Officials learn exactly what disaster declaration means

CORINTH – While more individuals made their claims for disaster recovery assistance at Corinth’s Crossroads Arena on Tuesday, public officials learned what the federal disaster declaration will mean to their communities.
About 80 supervisors, mayors, aldermen, engineers, emergency management directors, utility officials, nonprofits and others met with Mississippi Emergency Management Agency and Federal Emergency Management Agency staff to complete the applications that get the process started.
“Don’t hold back on presenting your damage,” said Dan Munger, MEMA’s deputy for public assistance projects. The goal, he said, is to bring communities back to pre-disaster levels.
Alcorn County supervisors meet with their FEMA coordinator today to begin identifying all their projects for federal aid.
The federal disaster declaration covers the damage from the flooding and tornadoes that raked north Mississippi on the weekend of May 1-2.
Each of the other groups in counties approved for federal disaster public assistance – Benton, Prentiss, Tippah and Tishomingo – is being scheduled for similar meetings with their assigned coordinators.

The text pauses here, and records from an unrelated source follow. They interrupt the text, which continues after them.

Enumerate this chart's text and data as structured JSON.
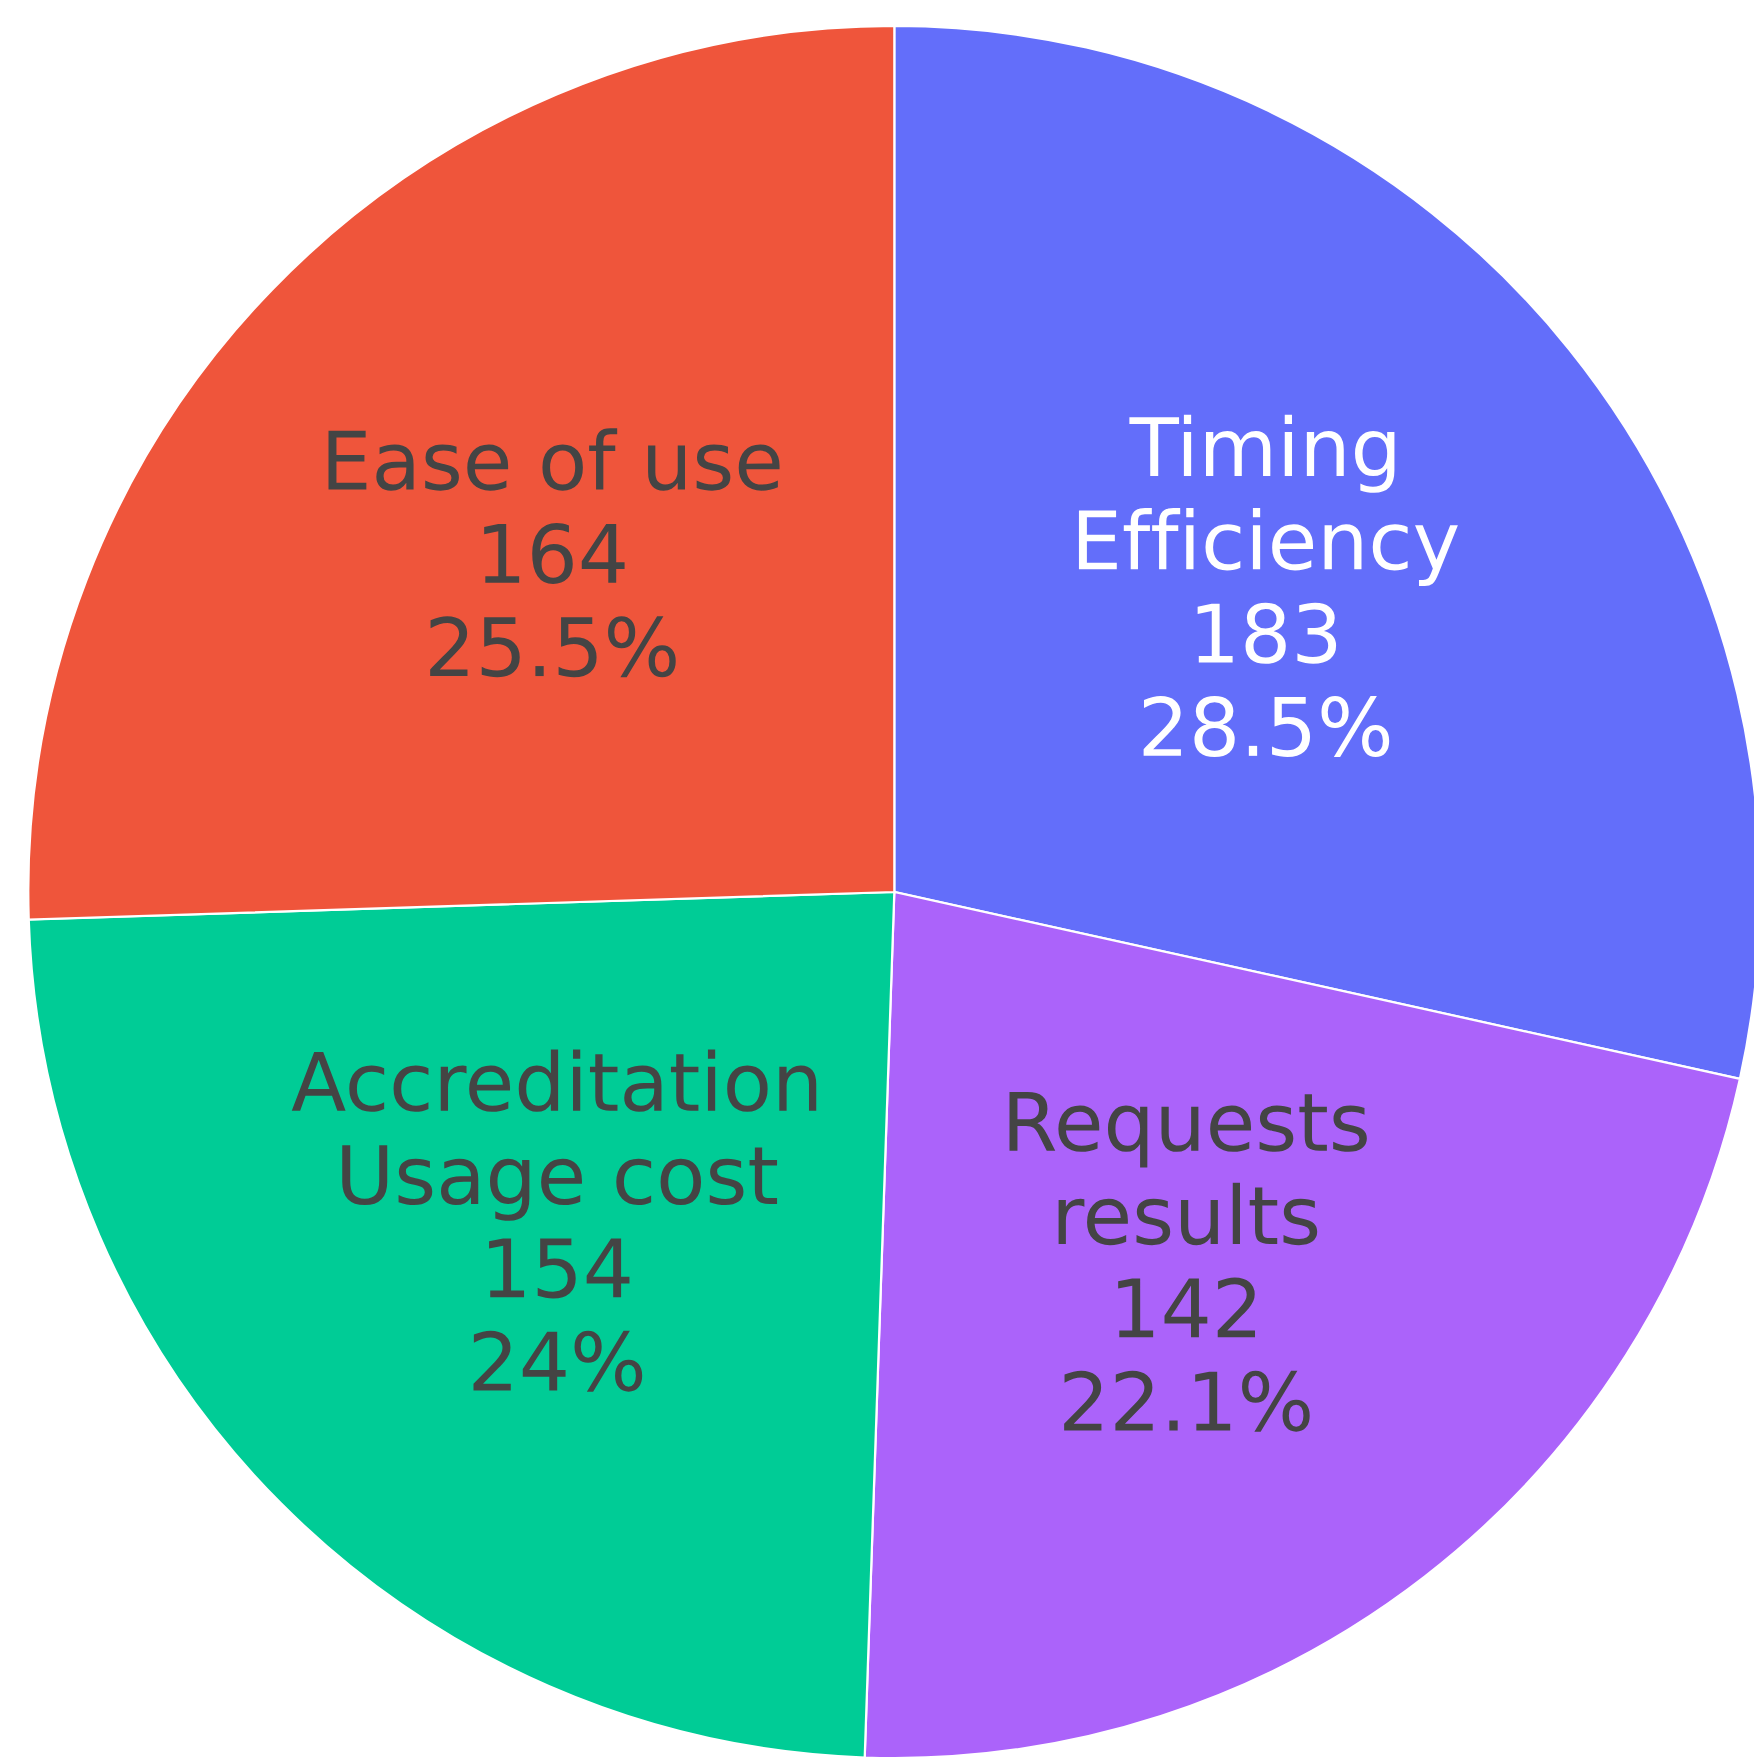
{
  "chart_data": {
    "type": "pie",
    "categories": [
      "Timing\nEfficiency",
      "Requests\nresults",
      "Accreditation\nUsage cost",
      "Ease of use"
    ],
    "values": [
      183,
      142,
      154,
      164
    ],
    "colors": [
      "#636efa",
      "#ab63fa",
      "#00cc96",
      "#ef553b"
    ],
    "value_labels": [
      "183\n28.5%",
      "142\n22.1%",
      "154\n24%",
      "164\n25.5%"
    ],
    "legend": false
  }
}
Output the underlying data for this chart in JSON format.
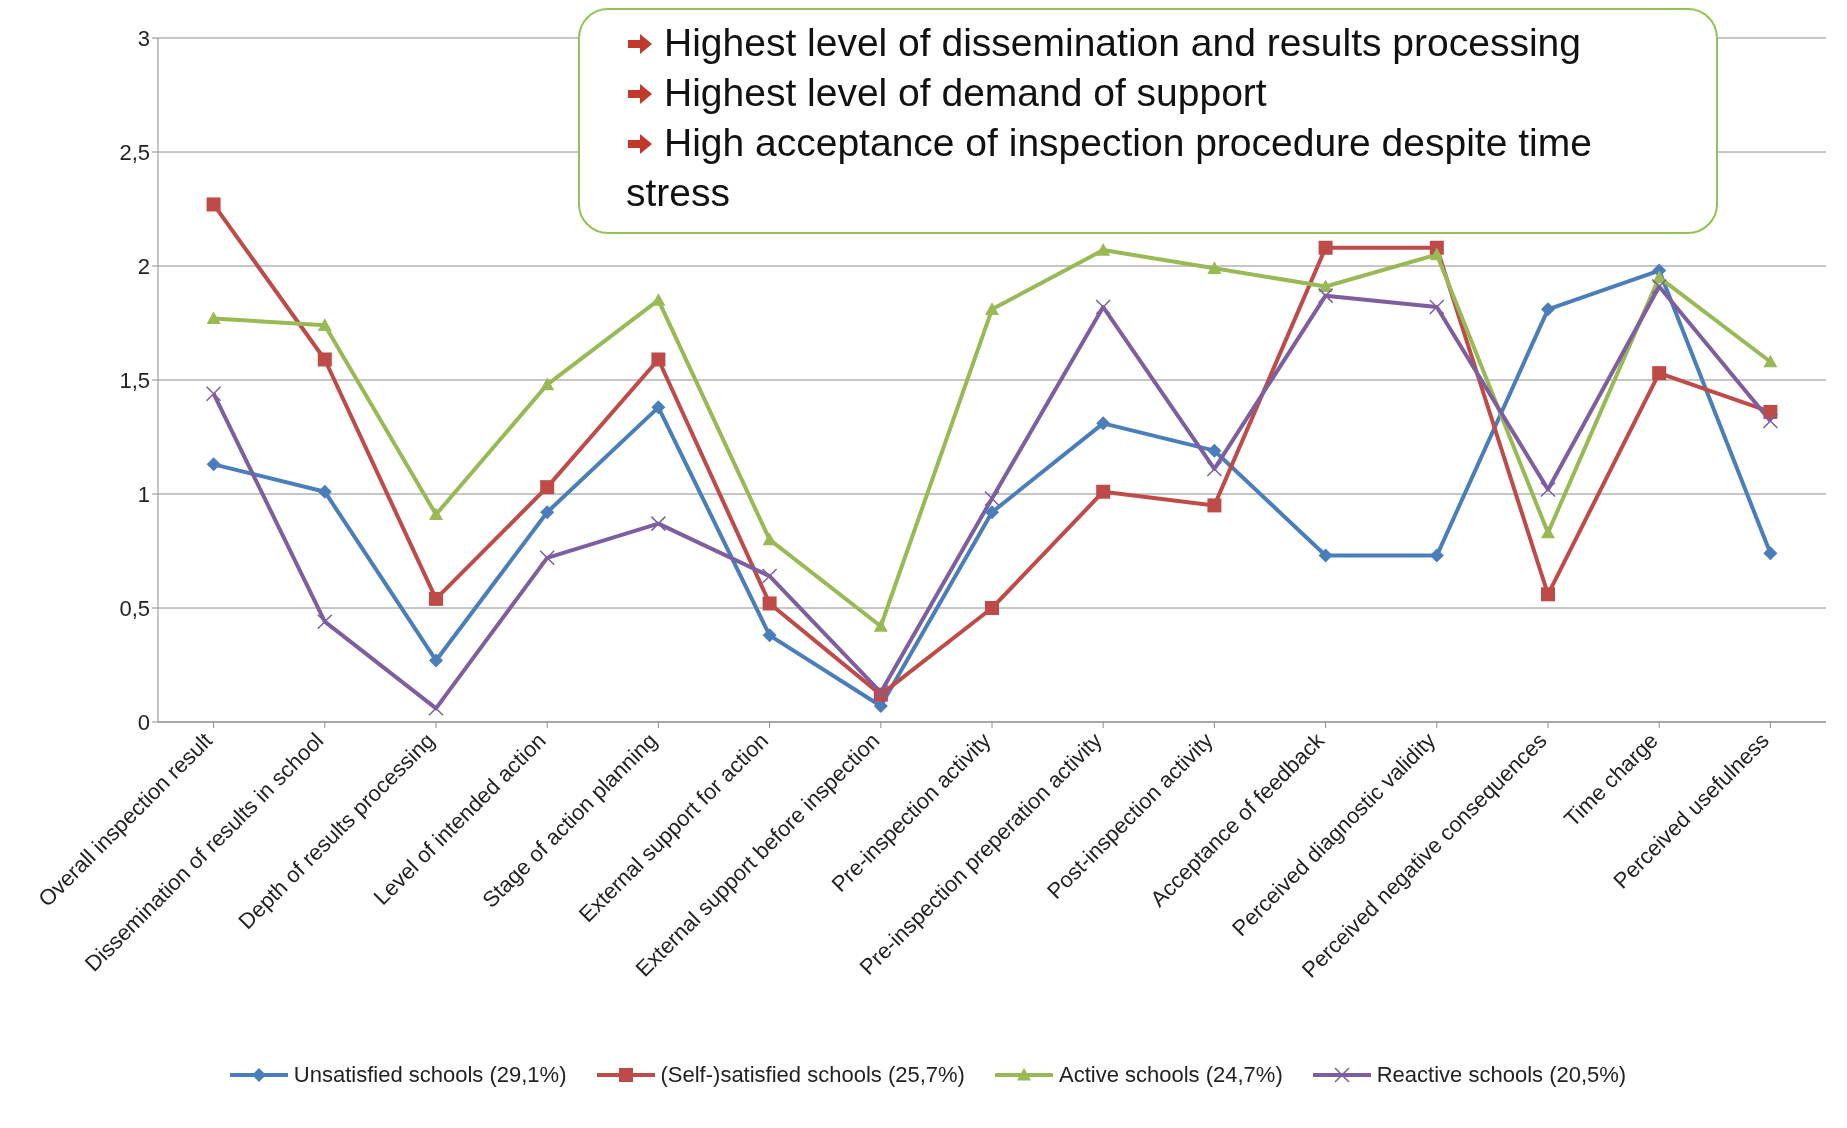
{
  "chart_data": {
    "type": "line",
    "categories": [
      "Overall inspection result",
      "Dissemination of results in school",
      "Depth of results processing",
      "Level of intended action",
      "Stage of action planning",
      "External support for action",
      "External support before inspection",
      "Pre-inspection activity",
      "Pre-inspection preperation activity",
      "Post-inspection activity",
      "Acceptance of feedback",
      "Perceived diagnostic validity",
      "Perceived negative consequences",
      "Time charge",
      "Perceived usefulness"
    ],
    "series": [
      {
        "name": "Unsatisfied schools (29,1%)",
        "color": "#4a7ebb",
        "marker": "diamond",
        "values": [
          1.13,
          1.01,
          0.27,
          0.92,
          1.38,
          0.38,
          0.07,
          0.92,
          1.31,
          1.19,
          0.73,
          0.73,
          1.81,
          1.98,
          0.74
        ]
      },
      {
        "name": "(Self-)satisfied schools (25,7%)",
        "color": "#be4b48",
        "marker": "square",
        "values": [
          2.27,
          1.59,
          0.54,
          1.03,
          1.59,
          0.52,
          0.12,
          0.5,
          1.01,
          0.95,
          2.08,
          2.08,
          0.56,
          1.53,
          1.36
        ]
      },
      {
        "name": "Active schools (24,7%)",
        "color": "#98b954",
        "marker": "triangle",
        "values": [
          1.77,
          1.74,
          0.91,
          1.48,
          1.85,
          0.8,
          0.42,
          1.81,
          2.07,
          1.99,
          1.91,
          2.05,
          0.83,
          1.95,
          1.58
        ]
      },
      {
        "name": "Reactive schools (20,5%)",
        "color": "#7d5fa0",
        "marker": "cross",
        "values": [
          1.44,
          0.44,
          0.06,
          0.72,
          0.87,
          0.64,
          0.13,
          0.98,
          1.82,
          1.11,
          1.87,
          1.82,
          1.02,
          1.91,
          1.32
        ]
      }
    ],
    "ylim": [
      0,
      3
    ],
    "yticks": [
      0,
      {
        "value": 0.5,
        "label": "0,5"
      },
      1,
      {
        "value": 1.5,
        "label": "1,5"
      },
      2,
      {
        "value": 2.5,
        "label": "2,5"
      },
      3
    ],
    "grid": "y",
    "legend": "bottom",
    "line_style": "solid",
    "annotations": [
      "Highest level of dissemination and results processing",
      "Highest level of demand of support",
      "High acceptance of inspection procedure despite time stress"
    ]
  }
}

Lafayette County was approved for federal disaster individual assistance, but not the public assistance available to these counties.
The state is asking that two additional counties – Marshall and Union – be added to the county public assistance declaration, said Derek Donley, MEMA’s lead coordinator for the May 1-2 recovery.
While relieved to learn that disaster assistance would pay for additional workers to remove and dispose of debris, but Tippah District 1 Supervisor and board President Jimmy Gunn had another concern.
“We had to put our regular roadwork on hold while we took care of debris removal,” Gunn said. “Will there be any help for what we did before we knew there would be a federal disaster declaration?”
Questions like these should be raised at meetings with coordinators, Munger said, though previous work is not likely to be reimbursable.
“We had inmates who lost personal belongings when the jail flooded,” said Michelle Cahoon, administrative assistant to the Alcorn County sheriff. “Can they file claims or can we file for them?”
Not through the public assistance program, said Munger, who fielded questions about a variety of concerns.
Although some damages are not eligible through the public assistance program, Alcorn, Benton, Lafayette, Tippah and Tishomingo counties also received federal disaster declarations for individual assistance.
Individuals are urged to file claims for personal property losses to see if they are eligible, FEMA officials said on Monday.